Sizin bir sarayınız var!

Bir de ters dönmüş aklınız…

***

Sizin soytarılarınız var!

Bütün zamanlar içinde.

Kadınlı erkekli, sazlı sözlü ve beyninden yırtmaçlı hepsi.

Ara ara gelirler sarayınıza, türlü şekillere girer, türlü şapkalardan çıkarlar.

Ağızlarında mayhoş bir iktidar tadı. Güldüler mi yağmur buluta kaçıyor gerisin geri. Ceylanların nazı düşüyor, ovalar, çayırlar üşüyor. Kirli seslerle dolaşıyorlar aranızda, insanın insana özlemi çoğalıyor.

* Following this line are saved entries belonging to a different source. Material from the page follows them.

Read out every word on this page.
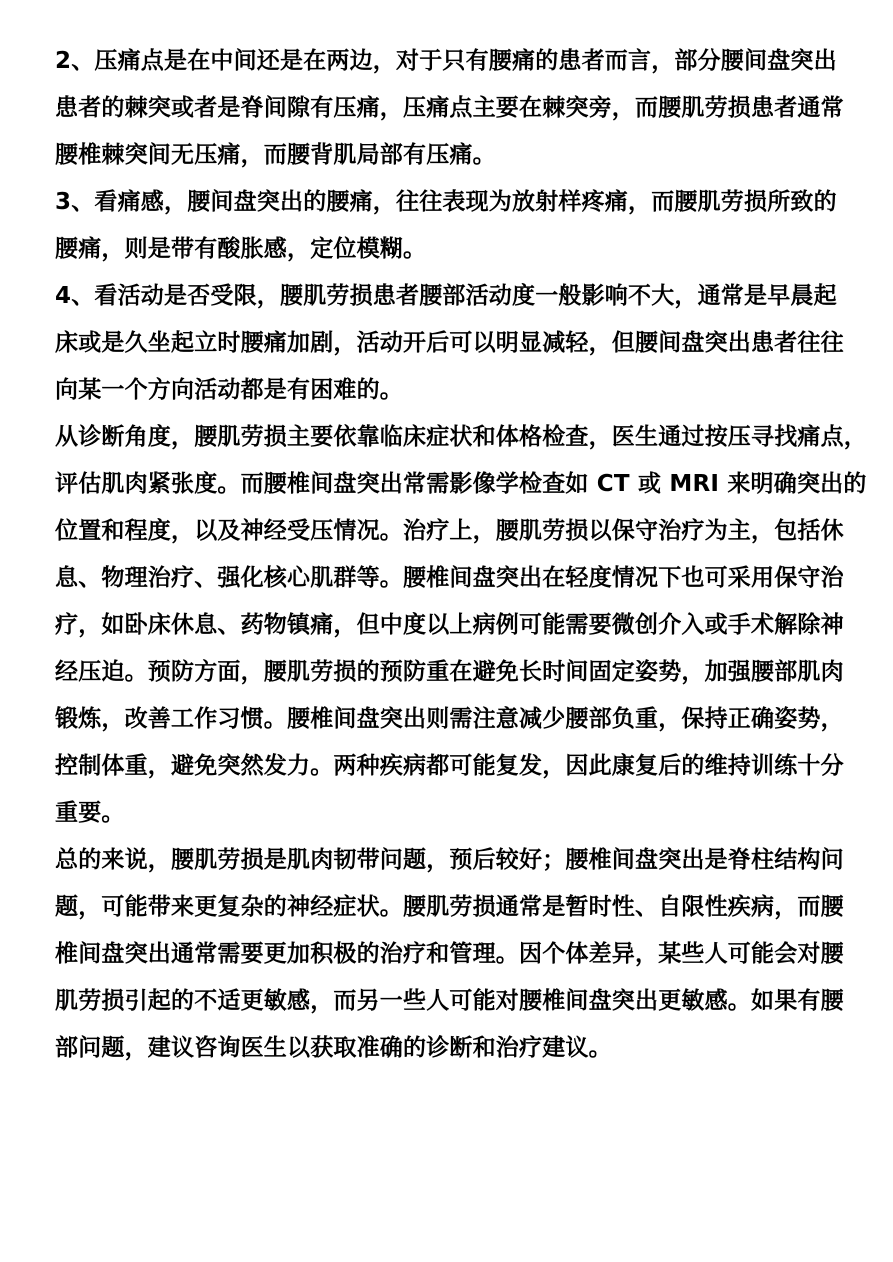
2、压痛点是在中间还是在两边，对于只有腰痛的患者而言，部分腰间盘突出
患者的棘突或者是脊间隙有压痛，压痛点主要在棘突旁，而腰肌劳损患者通常
腰椎棘突间无压痛，而腰背肌局部有压痛。
3、看痛感，腰间盘突出的腰痛，往往表现为放射样疼痛，而腰肌劳损所致的
腰痛，则是带有酸胀感，定位模糊。
4、看活动是否受限，腰肌劳损患者腰部活动度一般影响不大，通常是早晨起
床或是久坐起立时腰痛加剧，活动开后可以明显减轻，但腰间盘突出患者往往
向某一个方向活动都是有困难的。
从诊断角度，腰肌劳损主要依靠临床症状和体格检查，医生通过按压寻找痛点，
评估肌肉紧张度。而腰椎间盘突出常需影像学检查如 CT 或 MRI 来明确突出的
位置和程度，以及神经受压情况。治疗上，腰肌劳损以保守治疗为主，包括休
息、物理治疗、强化核心肌群等。腰椎间盘突出在轻度情况下也可采用保守治
疗，如卧床休息、药物镇痛，但中度以上病例可能需要微创介入或手术解除神
经压迫。预防方面，腰肌劳损的预防重在避免长时间固定姿势，加强腰部肌肉
锻炼，改善工作习惯。腰椎间盘突出则需注意减少腰部负重，保持正确姿势，
控制体重，避免突然发力。两种疾病都可能复发，因此康复后的维持训练十分
重要。
总的来说，腰肌劳损是肌肉韧带问题，预后较好；腰椎间盘突出是脊柱结构问
题，可能带来更复杂的神经症状。腰肌劳损通常是暂时性、自限性疾病，而腰
椎间盘突出通常需要更加积极的治疗和管理。因个体差异，某些人可能会对腰
肌劳损引起的不适更敏感，而另一些人可能对腰椎间盘突出更敏感。如果有腰
部问题，建议咨询医生以获取准确的诊断和治疗建议。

Sizi soytarılarınızın acizliğiyle tartıyoruz onur terazisinde.

Sarılırken birbirinize ne kadar da şekilsizsiniz.

Bu yüzden, konuşurken aptallaşan ve yürürken yalpalayan bir ömrünüz var.

Kim kimin suçunu örtüyorsa artık, hâlâ herkesin en güzel oyunu bu.

Soytarılarınız ki, kalpleri gövdelerinden bin arşın ötede.

Yanlışlarınıza bahaneler üretiyorlar ve eğilip bükülüyorlar sürekli, putlarının önünde.

Soytarılarınız ki, boşluğu sayıklayan diğer sesiniz.

Sizin için eğlenceli bir gösteri, bir sanat içeriği.

Bize göre mi? Baştan sona işveli bir saray gevezeliği.

Sizin soytarılarınız var!

Bir de aklınızı yalayanlarınız…

***       

Sizin bir diliniz var!

Geniş zaman içinde.

Kabarıp taşan ve bir örümcek ağında yaşlanan.

Sevgiyi icat etmemiş iki dudak, zehir kusuyor durmadan.

Bir konuşuyorsunuz, süt ekşiyor kazanda. Baltalar çıkıyor ve tamtamlar yuhalanmış bir çiçeği kovalıyor. Dilinizdeki köz, haramiler tarihinden emanet.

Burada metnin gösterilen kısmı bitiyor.